Le débat concernant une pause du réchauffement pourrait donc sembler clos… Mais les auteurs chinois de la nouvelle étude publiée dans Nature Climate Change en rajoutent une couche. Avec de nouvelles méthodes pour incorporer les données de température de l’Arctique dans la mesure de la température globale.
On sait que la plupart des estimations actuelles sont biaisées par le fait que l’Arctique ne dispose pas d’un solide réseau d’instruments pour collecter les données de température. Certaines agences, comme le Met Office, omettent tout simplement les régions non couvertes alors que d’autres, comme la NASA, et dans une moindre mesure la NOAA, utilisent une méthode appelée interpolation pour combler les manques. Il s’agit d’estimer les valeurs des régions non couvertes grâce aux stations les plus proches.
Pour améliorer l’ensemble de données dans le temps et dans l’espace, l’équipe chinoise s’est appuyée de son côté sur les données de recueillies par le programme Arctic Buoy Programme/Polar Exchange (IABP/POLES) entre 1979 et 2004. Ces données issues des bouées et des stations disséminées en Arctique apportent une couverture spatiale supplémentaire.
Un procédé statistique leur a permis en outre d’étudier les modes spatiaux de variabilité et comment ils changent avec le temps. Les scientifiques chinois ont ainsi pu reconstruire les températures avant 1979 et après 2004, quand les données IABP/POLES n’étaient pas disponibles.
Pour le reste du globe, l’équipe a utilisé les températures de surface nouvellement corrigées par Thomas Karl et la NOAA.
Au final, l’analyse des chercheurs chinois montre que le globe s’est réchauffé au rythme de 0,112°C par décennie entre 1998 et 2012. Il n’y a donc pas de hiatus par rapport à 1951-1998, période pour laquelle la tendance est également de 0,112°C par décennie, d’après la reconstruction. La NASA, qui utilise l’interpolation pour offrir une vaste couverture des régions arctiques, et des données améliorées de températures de surface de la mer, obtient une tendance similaire pour 1998-2012 : 0,11°C par décennie.

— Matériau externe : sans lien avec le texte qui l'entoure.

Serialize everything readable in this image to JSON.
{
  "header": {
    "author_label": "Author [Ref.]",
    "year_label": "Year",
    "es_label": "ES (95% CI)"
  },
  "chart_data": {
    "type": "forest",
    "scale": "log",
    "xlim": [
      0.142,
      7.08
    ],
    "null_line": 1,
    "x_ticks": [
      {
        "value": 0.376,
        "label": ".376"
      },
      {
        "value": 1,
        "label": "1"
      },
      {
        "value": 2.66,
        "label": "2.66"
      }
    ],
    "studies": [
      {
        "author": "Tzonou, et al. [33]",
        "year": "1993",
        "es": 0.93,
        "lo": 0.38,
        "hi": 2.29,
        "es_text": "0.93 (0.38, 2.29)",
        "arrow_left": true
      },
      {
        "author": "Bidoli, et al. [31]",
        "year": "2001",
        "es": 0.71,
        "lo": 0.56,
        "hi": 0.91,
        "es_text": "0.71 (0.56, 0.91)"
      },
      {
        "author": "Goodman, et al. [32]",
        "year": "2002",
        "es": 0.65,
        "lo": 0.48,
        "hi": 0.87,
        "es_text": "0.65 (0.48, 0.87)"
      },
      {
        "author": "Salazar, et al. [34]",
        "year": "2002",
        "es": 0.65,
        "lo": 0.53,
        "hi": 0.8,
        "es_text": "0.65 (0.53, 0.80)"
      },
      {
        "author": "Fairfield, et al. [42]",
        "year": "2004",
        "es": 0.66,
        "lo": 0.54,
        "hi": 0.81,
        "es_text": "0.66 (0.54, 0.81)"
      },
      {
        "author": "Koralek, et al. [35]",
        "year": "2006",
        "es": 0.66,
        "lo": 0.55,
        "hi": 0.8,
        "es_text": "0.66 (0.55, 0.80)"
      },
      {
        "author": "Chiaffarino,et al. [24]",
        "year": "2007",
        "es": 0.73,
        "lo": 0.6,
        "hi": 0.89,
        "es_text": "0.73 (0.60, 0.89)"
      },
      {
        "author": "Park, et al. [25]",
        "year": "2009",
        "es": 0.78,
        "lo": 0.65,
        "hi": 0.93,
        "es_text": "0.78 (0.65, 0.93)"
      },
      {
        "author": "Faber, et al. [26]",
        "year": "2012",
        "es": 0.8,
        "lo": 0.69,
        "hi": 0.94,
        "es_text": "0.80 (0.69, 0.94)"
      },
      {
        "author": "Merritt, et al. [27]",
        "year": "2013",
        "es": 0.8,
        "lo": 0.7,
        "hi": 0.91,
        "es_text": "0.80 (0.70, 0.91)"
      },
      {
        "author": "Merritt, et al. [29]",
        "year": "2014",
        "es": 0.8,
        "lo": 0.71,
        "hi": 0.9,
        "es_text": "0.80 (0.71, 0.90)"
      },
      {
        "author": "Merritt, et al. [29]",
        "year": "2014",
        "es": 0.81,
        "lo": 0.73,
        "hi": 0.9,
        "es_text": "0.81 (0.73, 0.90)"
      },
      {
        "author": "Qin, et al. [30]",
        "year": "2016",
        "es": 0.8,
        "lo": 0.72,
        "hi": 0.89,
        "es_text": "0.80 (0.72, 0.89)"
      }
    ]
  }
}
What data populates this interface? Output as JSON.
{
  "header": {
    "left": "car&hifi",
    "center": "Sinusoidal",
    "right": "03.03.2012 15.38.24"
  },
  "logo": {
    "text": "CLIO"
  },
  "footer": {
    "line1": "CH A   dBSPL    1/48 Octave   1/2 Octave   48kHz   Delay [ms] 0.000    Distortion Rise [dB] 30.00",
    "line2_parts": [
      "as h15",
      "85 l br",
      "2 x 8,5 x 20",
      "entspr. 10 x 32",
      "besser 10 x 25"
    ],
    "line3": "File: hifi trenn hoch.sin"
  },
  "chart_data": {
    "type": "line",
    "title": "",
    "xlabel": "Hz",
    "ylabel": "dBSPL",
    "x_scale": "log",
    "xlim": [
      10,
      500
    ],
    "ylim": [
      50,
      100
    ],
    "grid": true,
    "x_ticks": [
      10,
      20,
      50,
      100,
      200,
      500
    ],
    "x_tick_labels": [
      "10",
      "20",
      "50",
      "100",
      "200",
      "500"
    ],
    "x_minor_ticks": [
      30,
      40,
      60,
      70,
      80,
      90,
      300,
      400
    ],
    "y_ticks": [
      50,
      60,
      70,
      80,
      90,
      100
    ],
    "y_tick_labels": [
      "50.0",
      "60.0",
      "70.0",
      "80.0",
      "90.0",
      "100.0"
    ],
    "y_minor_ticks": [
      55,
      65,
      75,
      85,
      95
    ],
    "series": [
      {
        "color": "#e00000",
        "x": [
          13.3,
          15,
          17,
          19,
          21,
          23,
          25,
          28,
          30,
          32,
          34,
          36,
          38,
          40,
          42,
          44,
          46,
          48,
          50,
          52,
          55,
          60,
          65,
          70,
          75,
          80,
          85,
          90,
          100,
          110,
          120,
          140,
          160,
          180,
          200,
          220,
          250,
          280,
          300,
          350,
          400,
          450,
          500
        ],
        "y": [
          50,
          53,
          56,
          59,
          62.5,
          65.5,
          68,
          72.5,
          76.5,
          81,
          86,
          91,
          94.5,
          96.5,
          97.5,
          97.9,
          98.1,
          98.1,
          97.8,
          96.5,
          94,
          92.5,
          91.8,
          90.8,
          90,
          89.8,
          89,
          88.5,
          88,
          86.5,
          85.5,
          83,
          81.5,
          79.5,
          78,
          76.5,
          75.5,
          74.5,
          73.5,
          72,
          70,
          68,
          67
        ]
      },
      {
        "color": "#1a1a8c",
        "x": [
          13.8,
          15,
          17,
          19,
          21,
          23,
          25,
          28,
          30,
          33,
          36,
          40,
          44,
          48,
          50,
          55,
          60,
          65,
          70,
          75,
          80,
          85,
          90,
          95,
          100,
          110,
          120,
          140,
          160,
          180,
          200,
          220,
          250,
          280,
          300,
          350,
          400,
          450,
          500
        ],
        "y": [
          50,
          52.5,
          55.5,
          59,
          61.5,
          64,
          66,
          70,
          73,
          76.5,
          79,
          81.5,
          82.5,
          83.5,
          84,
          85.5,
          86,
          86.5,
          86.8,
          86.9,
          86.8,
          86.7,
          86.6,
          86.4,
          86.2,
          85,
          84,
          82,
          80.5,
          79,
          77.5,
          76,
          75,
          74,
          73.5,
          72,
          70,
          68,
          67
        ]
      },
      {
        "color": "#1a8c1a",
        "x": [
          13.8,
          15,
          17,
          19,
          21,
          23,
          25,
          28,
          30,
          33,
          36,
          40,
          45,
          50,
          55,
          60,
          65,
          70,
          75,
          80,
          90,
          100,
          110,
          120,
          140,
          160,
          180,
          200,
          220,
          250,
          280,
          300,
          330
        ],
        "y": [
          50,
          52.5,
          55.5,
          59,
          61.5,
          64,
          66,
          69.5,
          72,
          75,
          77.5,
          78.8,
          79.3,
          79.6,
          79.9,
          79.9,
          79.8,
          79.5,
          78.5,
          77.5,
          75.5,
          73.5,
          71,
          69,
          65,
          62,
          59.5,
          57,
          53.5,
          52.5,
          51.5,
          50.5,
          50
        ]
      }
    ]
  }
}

La réévaluation menée par les chercheurs chinois est largement due à l’Arctique, dont le réchauffement a été six plus important, d’après l’article de Nature Climate Change : 0,755°C par décennie sur 1998-2012 ! A comparer avec les 0,11°C pour l’Arctique sur 1951-1998, identique à la tendance globale.
En écartant 1998 pour se dégager de l’influence d’El Niño, les scientifiques obtiennent 0,137°C pour 2000-2014. Pas vraiment une pause, donc, surtout si l’on considère les alizés déchaînés et le volcanisme sous-estimé des années 2000. D’après la NASA, la température globale est environ 0,3°C plus élevée en 2017 que lors de l’année 1998 dopée par El Niño.